Derviş Kime Denir? Derviş Nasıl Olunur?

Bir müslüman tarikatına girmiş ve onun kurallarını, törelerini benimsemiş kimse. Yoksulluğu, çilekeşliği benimsemiş kimse. Her şeyi hoşgörüyle karşılayan alçakgönüllü kimse. Derviş hırkası, mevlevi tarikatından dervişlerin giydikleri üstlüğe verilen ad.

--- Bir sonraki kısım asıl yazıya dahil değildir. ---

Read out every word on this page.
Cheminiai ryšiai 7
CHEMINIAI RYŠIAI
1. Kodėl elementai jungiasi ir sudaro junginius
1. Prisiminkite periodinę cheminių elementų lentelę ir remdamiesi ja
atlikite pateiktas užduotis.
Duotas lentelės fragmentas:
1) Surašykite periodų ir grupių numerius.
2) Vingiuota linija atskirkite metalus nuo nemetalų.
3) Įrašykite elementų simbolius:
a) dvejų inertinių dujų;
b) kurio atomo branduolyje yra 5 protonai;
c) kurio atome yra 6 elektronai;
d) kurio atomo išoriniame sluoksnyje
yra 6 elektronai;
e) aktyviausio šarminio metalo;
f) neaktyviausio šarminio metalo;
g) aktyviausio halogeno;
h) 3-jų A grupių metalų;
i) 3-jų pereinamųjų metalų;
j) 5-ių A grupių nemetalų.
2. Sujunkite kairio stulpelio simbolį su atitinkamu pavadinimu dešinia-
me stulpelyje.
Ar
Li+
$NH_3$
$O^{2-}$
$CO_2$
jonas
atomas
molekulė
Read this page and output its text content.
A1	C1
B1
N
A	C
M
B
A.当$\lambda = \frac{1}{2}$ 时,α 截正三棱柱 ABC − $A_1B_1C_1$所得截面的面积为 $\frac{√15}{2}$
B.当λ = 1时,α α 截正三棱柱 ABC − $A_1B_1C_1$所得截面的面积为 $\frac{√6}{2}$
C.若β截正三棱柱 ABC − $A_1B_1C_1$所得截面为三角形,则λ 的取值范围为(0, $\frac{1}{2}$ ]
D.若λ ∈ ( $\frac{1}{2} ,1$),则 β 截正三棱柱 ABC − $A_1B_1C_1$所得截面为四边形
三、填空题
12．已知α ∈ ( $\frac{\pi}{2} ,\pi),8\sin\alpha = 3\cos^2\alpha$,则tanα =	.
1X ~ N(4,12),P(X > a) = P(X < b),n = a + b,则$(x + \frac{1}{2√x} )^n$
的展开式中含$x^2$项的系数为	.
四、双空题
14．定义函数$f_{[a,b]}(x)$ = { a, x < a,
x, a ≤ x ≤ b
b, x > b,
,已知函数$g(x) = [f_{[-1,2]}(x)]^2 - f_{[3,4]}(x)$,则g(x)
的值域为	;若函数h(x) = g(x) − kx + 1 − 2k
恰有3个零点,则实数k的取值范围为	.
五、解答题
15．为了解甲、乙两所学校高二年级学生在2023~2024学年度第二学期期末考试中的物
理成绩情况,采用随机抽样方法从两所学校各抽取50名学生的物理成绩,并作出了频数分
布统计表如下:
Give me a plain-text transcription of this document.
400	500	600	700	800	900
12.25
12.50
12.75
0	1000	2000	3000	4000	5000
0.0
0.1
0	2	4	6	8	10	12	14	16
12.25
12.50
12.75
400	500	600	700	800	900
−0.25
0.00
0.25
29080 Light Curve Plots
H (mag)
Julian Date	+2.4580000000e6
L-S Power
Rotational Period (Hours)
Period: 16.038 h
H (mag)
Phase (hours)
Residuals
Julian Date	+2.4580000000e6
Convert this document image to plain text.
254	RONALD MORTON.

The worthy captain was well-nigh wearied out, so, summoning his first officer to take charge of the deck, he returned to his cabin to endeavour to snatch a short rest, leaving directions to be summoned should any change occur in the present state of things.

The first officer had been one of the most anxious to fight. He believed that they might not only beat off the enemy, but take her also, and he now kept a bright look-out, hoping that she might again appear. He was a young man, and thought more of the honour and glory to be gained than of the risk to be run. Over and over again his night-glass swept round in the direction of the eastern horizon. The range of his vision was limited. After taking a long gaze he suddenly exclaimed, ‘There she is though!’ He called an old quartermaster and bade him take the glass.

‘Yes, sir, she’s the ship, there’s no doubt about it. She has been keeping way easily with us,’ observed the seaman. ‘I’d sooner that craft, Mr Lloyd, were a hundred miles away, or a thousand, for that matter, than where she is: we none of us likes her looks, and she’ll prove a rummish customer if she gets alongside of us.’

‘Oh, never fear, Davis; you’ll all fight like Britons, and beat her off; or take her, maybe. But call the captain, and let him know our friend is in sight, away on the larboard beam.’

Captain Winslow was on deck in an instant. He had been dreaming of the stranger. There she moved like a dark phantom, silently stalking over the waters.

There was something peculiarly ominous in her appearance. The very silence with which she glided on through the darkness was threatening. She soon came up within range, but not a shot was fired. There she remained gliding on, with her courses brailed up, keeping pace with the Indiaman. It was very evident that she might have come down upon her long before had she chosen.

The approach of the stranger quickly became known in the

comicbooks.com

Derviş masallarda masal kahramanlarının önüne Tanrı’nın elçisi olarak çıkar; onların dertlerine çözüm bulur, yol gösterir; onları tehlikelerden kurtarır. Çocukları olmayanlara sihirli elmayı verir, böylece özlenen çocuk doğar. Doğan çocuklara ad koyar. Tasavvufi divan ve halk şiirinde dervişler, sahip oldukları gizemli güçler, Tanrı ya yakınlıkları, temiz kalplilikleri dolayısıyla övülür. Çile çekmesi, elindeki asası, teberi, bir lokma bir hırkayla yetinmesi, su üstünde yürüyerek keramet göstermesi, dünya malına istekli olmaması, acıya katlanması vb. yönleriyle canlandırılır: Eşküm cihanı tuttu ben âb üzreyü-rürem I Derviş i ışk-bâza kerâmet hemin ola (Gözyaşlarım bütün dünyayı kapladı; ben su üzerinde yürürüm. Aşk oyuncusu derviş için keramet bu olsun) [Ahmet Paşa].

Başta Yunus Emre olmak üzere, tekke şairlerinin hepsi dervişti. Halk şiirinde derviş gönül zenginliği, güçlü sezgileri yönünden değerlendirilir: Her kime kim dervişlik bağışlana Kalbi gide pâk ola gümüşlene (Yunus Emre). Çağdaş türk edebiyatında Binboğalar efsanesi (Yaşar Kemal), Saatleri ayarlama enstitüsü (A. Hamdi Tanpınar), Çalıkuşu (R. Nuri Güntekin), Miskinler tekkesi (R. N. Güntekin) vb. yapıtlarda da dervişlerden söz edilir.

Tasavvufta Derviş

Derviş adayları herhangi bir tarikata alındıktan sonra, uzunca bir giriş (sülük) döneminden geçmek zorundaydılar. Gerekli olgunluk düzeyine ulaşmak, öz-benliklerini ve gururlarını yok etmek için dilenirlerdi. Dervişliği, mürşitlerinin yaptıklarının aynen yaparak, onlar gibi davranarak öğrenirlerdi. Zikr bütün tarikatların ortak temel noktasıydı. Ayinlerde dervişler zikr sırasında cezbe durumuna girerek büyük bir dinsel coşkuyla kendilerinden geçerlerdi. Bağlı oldukları tarikatlara göre, bedenlerine şiş sokan, ateş üzerinde yürüyen, canlı akrep ve yılan yutan,’ cam kırıkları yiyen dervişler vardı. Kadın dervişlere Anadolu beylikleri döneminde Baayan-ı rum denilirdi.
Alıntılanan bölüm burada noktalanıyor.